Many have been quick to call Justin Masterson's reported three-year extension proposal to the Indians a bargain, but Dave Cameron of Fangraphs takes a step back and wonders how benevolent Masterson is really being. Cameron admits that he, too, initially considered a three-year, $45MM or four-year, $60MM deal to be a huge value, but he looks at the cognitive bias of "anchoring," in which we subconsciously turn an initial price for one item into an anchor price for others. Cameron argues that rather than comparing Masterson to the statistically similar Homer Bailey, who signed away five free agent years for $95MM, we should look at Masterson's expected value over the next three to four years. Doing so presents the case that Masterson's offer is fair, but hardly a tremendous discount for Cleveland. He adds that the Indians aren't a club that can afford to pay market value for too many wins, so it may not be as much of a no-brainer as many initially believed.
More from the AL Central…
- While he's yet to determine if the Twins have placed a call, Darren Wolfson of 1500ESPN knows that White Sox outfielder Alejandro De Aza has quite a few fans in Minnesota's front office (Twitter link). De Aza would seem a peculiar fit for the Twins in my opinion, given the fact that he has just two years of team control and Minnesota has a number of young outfielders and outfield prospects.
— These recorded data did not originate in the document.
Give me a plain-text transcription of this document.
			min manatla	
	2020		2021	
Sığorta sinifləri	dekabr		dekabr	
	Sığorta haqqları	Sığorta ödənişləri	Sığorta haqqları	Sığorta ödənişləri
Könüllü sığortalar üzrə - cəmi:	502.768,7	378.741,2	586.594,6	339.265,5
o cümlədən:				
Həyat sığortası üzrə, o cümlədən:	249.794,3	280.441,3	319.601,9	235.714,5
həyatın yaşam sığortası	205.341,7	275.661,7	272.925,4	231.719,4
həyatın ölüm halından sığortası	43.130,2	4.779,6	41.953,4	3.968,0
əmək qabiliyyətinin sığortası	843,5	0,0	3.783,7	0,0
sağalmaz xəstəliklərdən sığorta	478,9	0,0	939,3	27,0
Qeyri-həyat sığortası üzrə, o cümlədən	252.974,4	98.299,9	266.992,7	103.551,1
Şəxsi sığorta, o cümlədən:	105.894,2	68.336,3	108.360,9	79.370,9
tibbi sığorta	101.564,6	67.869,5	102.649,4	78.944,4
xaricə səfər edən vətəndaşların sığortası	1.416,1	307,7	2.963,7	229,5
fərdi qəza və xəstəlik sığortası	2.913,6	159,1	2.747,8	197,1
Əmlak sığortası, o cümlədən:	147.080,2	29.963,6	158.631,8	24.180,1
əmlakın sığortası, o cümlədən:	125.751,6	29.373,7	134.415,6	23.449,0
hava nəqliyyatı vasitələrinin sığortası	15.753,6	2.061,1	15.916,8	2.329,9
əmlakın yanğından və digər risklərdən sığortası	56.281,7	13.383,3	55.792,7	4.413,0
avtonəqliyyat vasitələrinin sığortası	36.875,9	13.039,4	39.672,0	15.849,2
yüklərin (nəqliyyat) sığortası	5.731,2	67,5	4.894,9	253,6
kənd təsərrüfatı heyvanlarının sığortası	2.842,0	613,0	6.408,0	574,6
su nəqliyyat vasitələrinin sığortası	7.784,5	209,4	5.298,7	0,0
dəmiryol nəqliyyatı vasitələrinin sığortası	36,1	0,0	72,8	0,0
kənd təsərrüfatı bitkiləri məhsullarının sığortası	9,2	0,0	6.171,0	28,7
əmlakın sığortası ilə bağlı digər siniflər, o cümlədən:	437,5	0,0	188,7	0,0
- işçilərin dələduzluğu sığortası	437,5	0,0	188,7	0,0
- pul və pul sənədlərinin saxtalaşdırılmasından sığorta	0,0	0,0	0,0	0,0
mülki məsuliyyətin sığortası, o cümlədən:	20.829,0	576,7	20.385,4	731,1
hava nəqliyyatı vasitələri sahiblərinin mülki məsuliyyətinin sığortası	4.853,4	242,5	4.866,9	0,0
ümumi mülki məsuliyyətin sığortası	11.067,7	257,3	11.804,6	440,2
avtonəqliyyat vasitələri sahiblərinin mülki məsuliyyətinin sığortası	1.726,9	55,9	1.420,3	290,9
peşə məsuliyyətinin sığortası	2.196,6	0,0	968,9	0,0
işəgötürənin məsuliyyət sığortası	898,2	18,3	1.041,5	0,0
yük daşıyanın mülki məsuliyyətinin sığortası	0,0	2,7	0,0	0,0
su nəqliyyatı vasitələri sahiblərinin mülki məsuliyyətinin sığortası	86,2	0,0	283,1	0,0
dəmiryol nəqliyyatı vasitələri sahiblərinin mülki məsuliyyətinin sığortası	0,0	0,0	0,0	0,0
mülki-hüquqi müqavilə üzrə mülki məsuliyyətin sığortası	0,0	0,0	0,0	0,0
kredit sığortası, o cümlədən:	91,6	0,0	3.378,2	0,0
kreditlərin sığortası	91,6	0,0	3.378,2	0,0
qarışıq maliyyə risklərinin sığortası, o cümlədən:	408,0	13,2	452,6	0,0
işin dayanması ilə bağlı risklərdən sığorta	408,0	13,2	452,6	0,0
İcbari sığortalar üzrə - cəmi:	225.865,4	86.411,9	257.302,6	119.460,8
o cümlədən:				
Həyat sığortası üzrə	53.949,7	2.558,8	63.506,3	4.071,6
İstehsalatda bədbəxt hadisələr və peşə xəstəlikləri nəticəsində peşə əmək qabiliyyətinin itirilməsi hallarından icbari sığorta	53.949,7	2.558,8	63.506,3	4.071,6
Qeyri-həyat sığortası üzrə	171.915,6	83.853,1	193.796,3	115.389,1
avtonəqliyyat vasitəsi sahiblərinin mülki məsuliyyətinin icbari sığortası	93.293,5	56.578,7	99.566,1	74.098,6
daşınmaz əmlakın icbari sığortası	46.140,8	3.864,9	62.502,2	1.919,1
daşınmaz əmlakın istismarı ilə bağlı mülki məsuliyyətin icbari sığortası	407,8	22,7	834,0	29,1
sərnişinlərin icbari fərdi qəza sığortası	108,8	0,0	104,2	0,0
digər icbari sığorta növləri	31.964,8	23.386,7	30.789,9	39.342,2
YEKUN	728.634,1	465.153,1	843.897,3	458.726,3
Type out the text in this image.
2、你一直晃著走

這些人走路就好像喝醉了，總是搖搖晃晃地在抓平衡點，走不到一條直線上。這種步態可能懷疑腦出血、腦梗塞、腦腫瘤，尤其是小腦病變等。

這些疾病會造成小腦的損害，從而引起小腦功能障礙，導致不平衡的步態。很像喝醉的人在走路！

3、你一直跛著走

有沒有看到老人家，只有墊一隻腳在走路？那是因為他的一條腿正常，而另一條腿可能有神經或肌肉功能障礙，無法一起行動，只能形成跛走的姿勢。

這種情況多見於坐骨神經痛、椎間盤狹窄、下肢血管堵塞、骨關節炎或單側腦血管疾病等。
- Paul Hoynes of the Cleveland Plain Dealer writes that while he didn't look like a catcher trying to play third base in practice, that's exactly how Carlos Santana has looked thus far in Cactus League games. Hoynes describes his play as "stiff and uncomfortable," though he notes that Santana has had few chances to this point and could improve by playing consecutive games at the position. For the time being, it appears to be good news for Lonnie Chisenhall, as if Santana doesn't man third, he would DH and serve as a backup at first, catcher and occasionally third.
- Left-hander Blaine Hardy has gone from being released by the Royals last year to a minor league flier for the Tigers to a leading candidate to join Detroit's bullpen this season, writes James Schmel of MLive.com. Hardy posted a 1.67 ERA with 7.8 K/9 and 3.0 BB/9 between Double-A and Triple-A last season, serving as both a starter and reliever. He's allowed one hit in five innings this spring, catching the eye of manager Brad Ausmus and establishing himself as one of the top candidates to fill a long reliever role at the big league level.